Barnwood Salvage Business

creativehardwoods

New Member
1
I have a reclaimed lumber and furniture company that has been in business for 7 years and does very well but so far have not carried any insurance. My business partner and I have dismantled and salvaged old barns since we began along with purchasing barn wood materials from others. I would like to be able to employ help for tear downs but when we first started we got a work comp quote for payroll of $25,000 per yer and it was around a $1000 per month and no offer on general liability. $1000 per month to provide work comp on one worker just didn't seem worth it. Curious if any body here has any experience working with barn wood salvage companies. Hoping to get some advice as to the most affordable way to set up work comp and gen liability insurance for salvaging old barns.

Thank you in advance
 
First, you need an to find an independent agent that understands construction risks. For work comp, the only market available will be thru yours state's assigned risk options, most likely the application will go thru NCCI, and 'assigned' to a participating carrier, such as Travelers. The 'rate' is based on your scope of work and is given a 'class code'. In AZ, your class code most likely would be 5645, with a rate around $22/$100 of payroll. The rate is set by NCCI, so no sense in shopping it. Where work comp gets messy, is if you use any uninsured sub contractors, or members failing to exclude themselves, or cheating on your payroll totals. But the rate is the rate, based on scope of work, and based on verifiable payroll. If it's 22%, or 50%, there is no lowering it. You must understand it and price it into your work.

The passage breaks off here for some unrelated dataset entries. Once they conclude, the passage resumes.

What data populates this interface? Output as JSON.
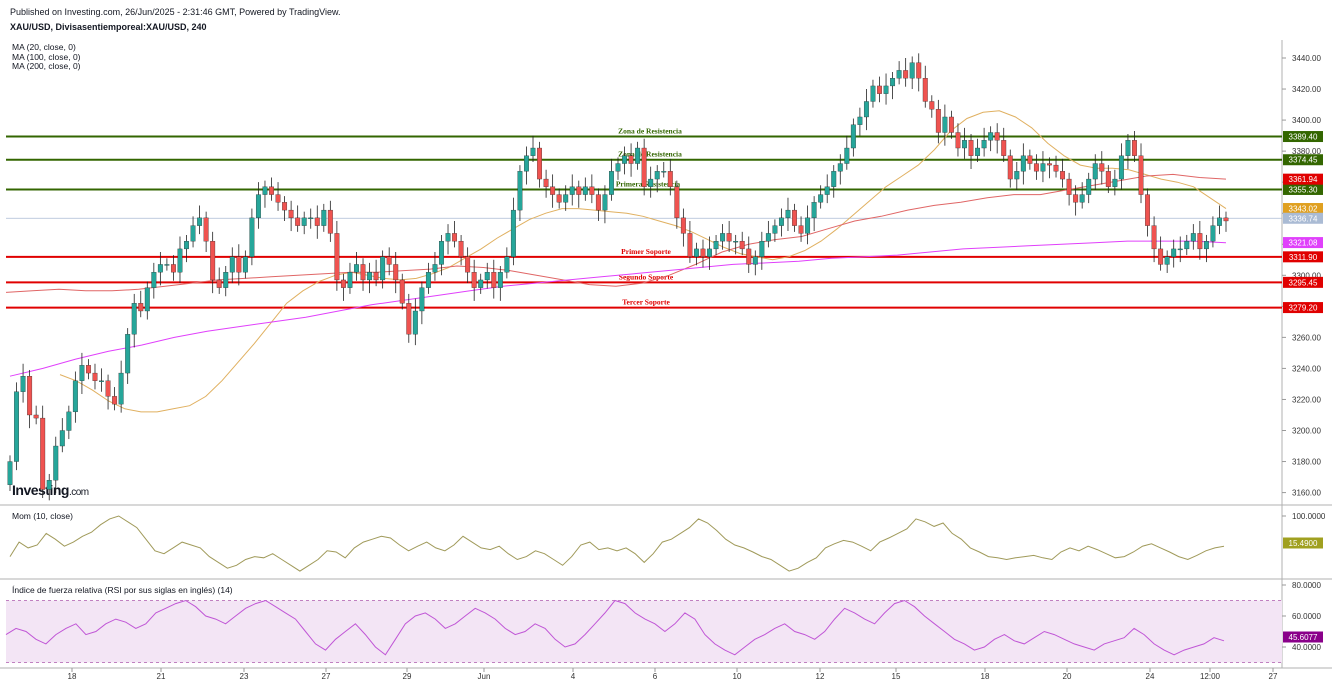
{
  "header": {
    "published": "Published on Investing.com, 26/Jun/2025 - 2:31:46 GMT, Powered by TradingView.",
    "symbol": "XAU/USD, Divisasentiemporeal:XAU/USD, 240"
  },
  "indicators": {
    "ma": [
      "MA (20, close, 0)",
      "MA (100, close, 0)",
      "MA (200, close, 0)"
    ],
    "mom_title": "Mom (10, close)",
    "rsi_title": "Índice de fuerza relativa (RSI por sus siglas en inglés) (14)"
  },
  "logo": {
    "main": "Investing",
    "suffix": ".com"
  },
  "colors": {
    "bull": "#26a69a",
    "bear": "#ef5350",
    "resistance": "#336600",
    "support": "#e00000",
    "ma20": "#e0b060",
    "ma100": "#e06666",
    "ma200": "#e040fb",
    "mom": "#a09a5a",
    "rsi": "#c056d6",
    "rsi_band": "#f3e5f5",
    "last": "#aabbd4"
  },
  "chart_data": {
    "type": "candlestick",
    "x_labels": [
      "18",
      "21",
      "23",
      "27",
      "29",
      "Jun",
      "4",
      "6",
      "10",
      "12",
      "15",
      "18",
      "20",
      "24",
      "12:00",
      "27"
    ],
    "price_axis": {
      "ticks": [
        3160,
        3180,
        3200,
        3220,
        3240,
        3260,
        3280,
        3300,
        3320,
        3340,
        3360,
        3380,
        3400,
        3420,
        3440
      ]
    },
    "levels": [
      {
        "label": "Zona de Resistencia",
        "price": 3389.4,
        "kind": "resistance",
        "tag": "3389.40"
      },
      {
        "label": "Zona de Resistencia",
        "price": 3374.45,
        "kind": "resistance",
        "tag": "3374.45"
      },
      {
        "label": "Primera Resistencia",
        "price": 3355.3,
        "kind": "resistance",
        "tag": "3355.30"
      },
      {
        "label": "Primer Soporte",
        "price": 3311.9,
        "kind": "support",
        "tag": "3311.90"
      },
      {
        "label": "Segundo Soporte",
        "price": 3295.45,
        "kind": "support",
        "tag": "3295.45"
      },
      {
        "label": "Tercer Soporte",
        "price": 3279.2,
        "kind": "support",
        "tag": "3279.20"
      }
    ],
    "ma_tags": [
      {
        "name": "MA20",
        "price": 3343.02,
        "tag": "3343.02",
        "color": "#e0a020"
      },
      {
        "name": "MA100",
        "price": 3361.94,
        "tag": "3361.94",
        "color": "#e00000"
      },
      {
        "name": "MA200",
        "price": 3321.08,
        "tag": "3321.08",
        "color": "#e040fb"
      }
    ],
    "last_price": {
      "price": 3336.74,
      "tag": "3336.74"
    },
    "closes": [
      3180,
      3225,
      3235,
      3210,
      3208,
      3162,
      3168,
      3190,
      3200,
      3212,
      3232,
      3242,
      3237,
      3232,
      3232,
      3222,
      3217,
      3237,
      3262,
      3282,
      3277,
      3292,
      3302,
      3307,
      3307,
      3302,
      3317,
      3322,
      3332,
      3337,
      3322,
      3297,
      3292,
      3302,
      3312,
      3302,
      3312,
      3337,
      3352,
      3357,
      3352,
      3347,
      3342,
      3337,
      3332,
      3337,
      3337,
      3332,
      3342,
      3327,
      3297,
      3292,
      3302,
      3307,
      3297,
      3302,
      3297,
      3312,
      3307,
      3297,
      3282,
      3262,
      3277,
      3292,
      3302,
      3307,
      3322,
      3327,
      3322,
      3312,
      3302,
      3292,
      3297,
      3302,
      3292,
      3302,
      3312,
      3342,
      3367,
      3377,
      3382,
      3362,
      3357,
      3352,
      3347,
      3352,
      3357,
      3352,
      3357,
      3352,
      3342,
      3352,
      3367,
      3372,
      3377,
      3372,
      3382,
      3357,
      3362,
      3367,
      3367,
      3357,
      3337,
      3327,
      3312,
      3317,
      3312,
      3317,
      3322,
      3327,
      3322,
      3322,
      3317,
      3307,
      3312,
      3322,
      3327,
      3332,
      3337,
      3342,
      3332,
      3327,
      3337,
      3347,
      3352,
      3357,
      3367,
      3372,
      3382,
      3397,
      3402,
      3412,
      3422,
      3417,
      3422,
      3427,
      3432,
      3427,
      3437,
      3427,
      3412,
      3407,
      3392,
      3402,
      3392,
      3382,
      3387,
      3377,
      3382,
      3387,
      3392,
      3387,
      3377,
      3362,
      3367,
      3377,
      3372,
      3367,
      3372,
      3371,
      3367,
      3362,
      3352,
      3347,
      3352,
      3362,
      3372,
      3367,
      3357,
      3362,
      3377,
      3387,
      3377,
      3352,
      3332,
      3317,
      3307,
      3312,
      3317,
      3317,
      3322,
      3327,
      3317,
      3322,
      3332,
      3337,
      3335
    ],
    "ma20_line": [
      3236,
      3232,
      3226,
      3219,
      3214,
      3212,
      3212,
      3214,
      3216,
      3222,
      3232,
      3244,
      3256,
      3269,
      3282,
      3290,
      3296,
      3300,
      3302,
      3300,
      3298,
      3297,
      3298,
      3301,
      3305,
      3311,
      3317,
      3324,
      3330,
      3336,
      3340,
      3343,
      3343,
      3342,
      3341,
      3340,
      3338,
      3335,
      3332,
      3328,
      3323,
      3318,
      3314,
      3312,
      3310,
      3312,
      3316,
      3322,
      3330,
      3339,
      3348,
      3357,
      3364,
      3371,
      3381,
      3393,
      3401,
      3405,
      3406,
      3402,
      3395,
      3385,
      3377,
      3371,
      3369,
      3369,
      3368,
      3365,
      3362,
      3360,
      3357,
      3350,
      3343
    ],
    "ma100_line": [
      3289,
      3290,
      3291,
      3290,
      3290,
      3291,
      3293,
      3295,
      3297,
      3298,
      3299,
      3300,
      3301,
      3302,
      3302,
      3303,
      3304,
      3306,
      3305,
      3303,
      3300,
      3297,
      3294,
      3293,
      3295,
      3300,
      3307,
      3315,
      3320,
      3323,
      3325,
      3330,
      3335,
      3338,
      3342,
      3345,
      3347,
      3350,
      3352,
      3352,
      3355,
      3358,
      3361,
      3364,
      3365,
      3363,
      3362
    ],
    "ma200_line": [
      3235,
      3240,
      3246,
      3251,
      3255,
      3260,
      3264,
      3267,
      3270,
      3273,
      3277,
      3281,
      3284,
      3287,
      3290,
      3293,
      3295,
      3297,
      3299,
      3301,
      3303,
      3305,
      3307,
      3308,
      3309,
      3311,
      3312,
      3313,
      3315,
      3317,
      3318,
      3319,
      3320,
      3321,
      3322,
      3322,
      3322,
      3321
    ],
    "momentum": {
      "axis": [
        "100.0000"
      ],
      "last_tag": "15.4900",
      "values": [
        30,
        55,
        45,
        50,
        70,
        60,
        48,
        55,
        65,
        72,
        85,
        95,
        100,
        90,
        80,
        60,
        40,
        35,
        45,
        55,
        50,
        45,
        30,
        20,
        10,
        15,
        25,
        30,
        28,
        35,
        25,
        15,
        5,
        15,
        25,
        40,
        38,
        28,
        45,
        55,
        60,
        65,
        62,
        50,
        40,
        48,
        55,
        45,
        40,
        50,
        65,
        55,
        45,
        42,
        48,
        35,
        25,
        30,
        40,
        35,
        25,
        15,
        30,
        50,
        55,
        42,
        45,
        40,
        45,
        35,
        20,
        35,
        55,
        60,
        70,
        80,
        95,
        88,
        75,
        60,
        50,
        45,
        38,
        30,
        25,
        15,
        5,
        10,
        20,
        28,
        45,
        52,
        58,
        55,
        48,
        40,
        55,
        62,
        70,
        78,
        95,
        90,
        82,
        88,
        70,
        60,
        45,
        38,
        30,
        28,
        25,
        28,
        30,
        32,
        28,
        25,
        38,
        45,
        40,
        48,
        42,
        35,
        28,
        30,
        38,
        48,
        52,
        45,
        38,
        30,
        25,
        32,
        40,
        45,
        48
      ]
    },
    "rsi": {
      "axis": [
        "80.0000",
        "60.0000",
        "40.0000"
      ],
      "last_tag": "45.6077",
      "upper": 70,
      "lower": 30,
      "values": [
        48,
        52,
        50,
        45,
        42,
        48,
        52,
        55,
        48,
        50,
        55,
        58,
        56,
        52,
        55,
        62,
        65,
        68,
        70,
        66,
        60,
        58,
        55,
        60,
        65,
        68,
        70,
        66,
        62,
        58,
        50,
        42,
        38,
        45,
        50,
        55,
        48,
        40,
        35,
        45,
        55,
        60,
        62,
        58,
        52,
        55,
        60,
        65,
        62,
        58,
        52,
        48,
        50,
        55,
        52,
        45,
        40,
        42,
        48,
        55,
        62,
        70,
        68,
        62,
        58,
        55,
        50,
        55,
        62,
        58,
        48,
        42,
        38,
        35,
        40,
        45,
        48,
        52,
        55,
        50,
        48,
        45,
        50,
        58,
        65,
        62,
        58,
        55,
        62,
        68,
        70,
        66,
        60,
        55,
        50,
        45,
        42,
        38,
        40,
        45,
        48,
        44,
        42,
        46,
        50,
        48,
        45,
        42,
        40,
        38,
        42,
        44,
        46,
        52,
        48,
        42,
        38,
        35,
        38,
        40,
        42,
        46,
        44
      ]
    }
  }
}
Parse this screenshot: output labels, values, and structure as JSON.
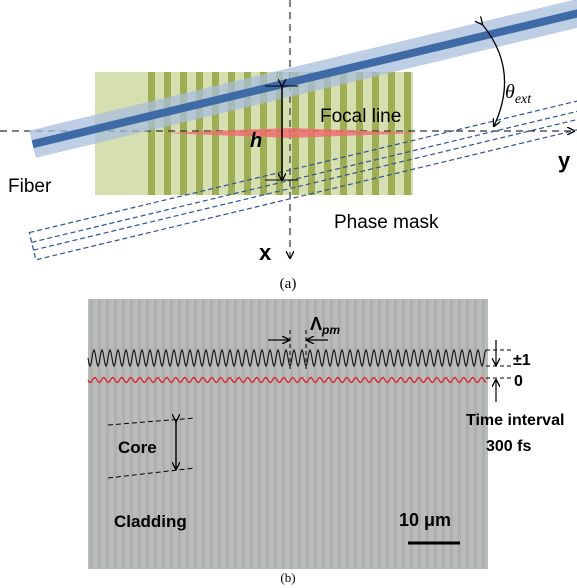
{
  "panel_a": {
    "theta": "θ",
    "theta_sub": "ext",
    "focal_line": "Focal line",
    "h": "h",
    "fiber": "Fiber",
    "y_axis": "y",
    "phase_mask": "Phase mask",
    "x_axis": "x",
    "caption": "(a)"
  },
  "panel_b": {
    "lambda": "Λ",
    "lambda_sub": "pm",
    "order_1": "±1",
    "order_0": "0",
    "time_interval": "Time interval",
    "time_value": "300 fs",
    "core": "Core",
    "cladding": "Cladding",
    "scale": "10 μm",
    "caption": "(b)"
  }
}
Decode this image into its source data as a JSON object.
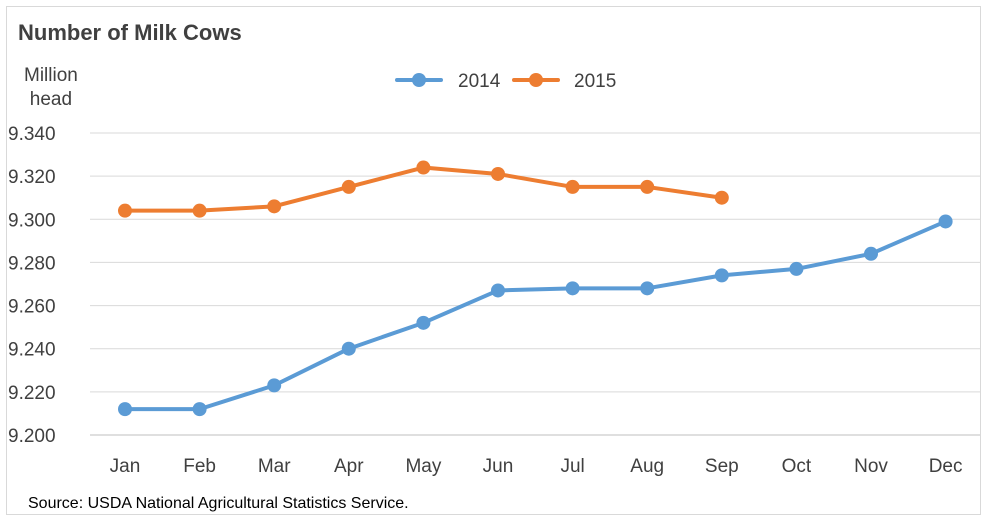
{
  "chart_data": {
    "type": "line",
    "title": "Number of Milk Cows",
    "ylabel": [
      "Million",
      "head"
    ],
    "xlabel": "",
    "categories": [
      "Jan",
      "Feb",
      "Mar",
      "Apr",
      "May",
      "Jun",
      "Jul",
      "Aug",
      "Sep",
      "Oct",
      "Nov",
      "Dec"
    ],
    "ylim": [
      9.2,
      9.34
    ],
    "yticks": [
      "9.200",
      "9.220",
      "9.240",
      "9.260",
      "9.280",
      "9.300",
      "9.320",
      "9.340"
    ],
    "yticks_values": [
      9.2,
      9.22,
      9.24,
      9.26,
      9.28,
      9.3,
      9.32,
      9.34
    ],
    "grid": true,
    "legend_position": "top-center",
    "series": [
      {
        "name": "2014",
        "color": "#5b9bd5",
        "values": [
          9.212,
          9.212,
          9.223,
          9.24,
          9.252,
          9.267,
          9.268,
          9.268,
          9.274,
          9.277,
          9.284,
          9.299
        ]
      },
      {
        "name": "2015",
        "color": "#ed7d31",
        "values": [
          9.304,
          9.304,
          9.306,
          9.315,
          9.324,
          9.321,
          9.315,
          9.315,
          9.31,
          null,
          null,
          null
        ]
      }
    ],
    "source": "Source: USDA National Agricultural Statistics Service."
  }
}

For the general liability, your premium will be based on your exposures. Exposure for the demolition will be based on total payroll or gross receipts, and sub expenses. Exposure also needs to be included for the end products and manufacturing. You want to make sure your policy does include products/completed operations, and depending on what your making it may or may not be affordable. The underwriting will involve information about what your making, where your making it at and how your selling it. On premise sales, distributors, internet, all factor in.

Your markets are limited for general liability too. Your agent will submit your account thru a surplus lines brokerage that has access to carriers that insure your type of risk.

Bottom line, you need to get a carrier and an independent agent that has contemplated and will cover your activities. Or call a captive agent, like State Farm, Allstate, American Family, Farmers who will insure you like a normal retail furniture store and not care.
 
I agree with AZDave. This is a non-standard risk, and from the look of things, the GL premium will be perhaps too high for you creativehardwoods.

If you go the 'standard' route that Dave suggested, Or call a captive agent, like State Farm, Allstate, American Family, Farmers who will insure you like a normal retail furniture store and not care. " - you run the risk of claims being denied, if there you get to that point.

I think Dave's advice to get a local independent agent's advice is sound - the problem there is that you will be hard pressed to find an agent with experience with that niche. Good luck.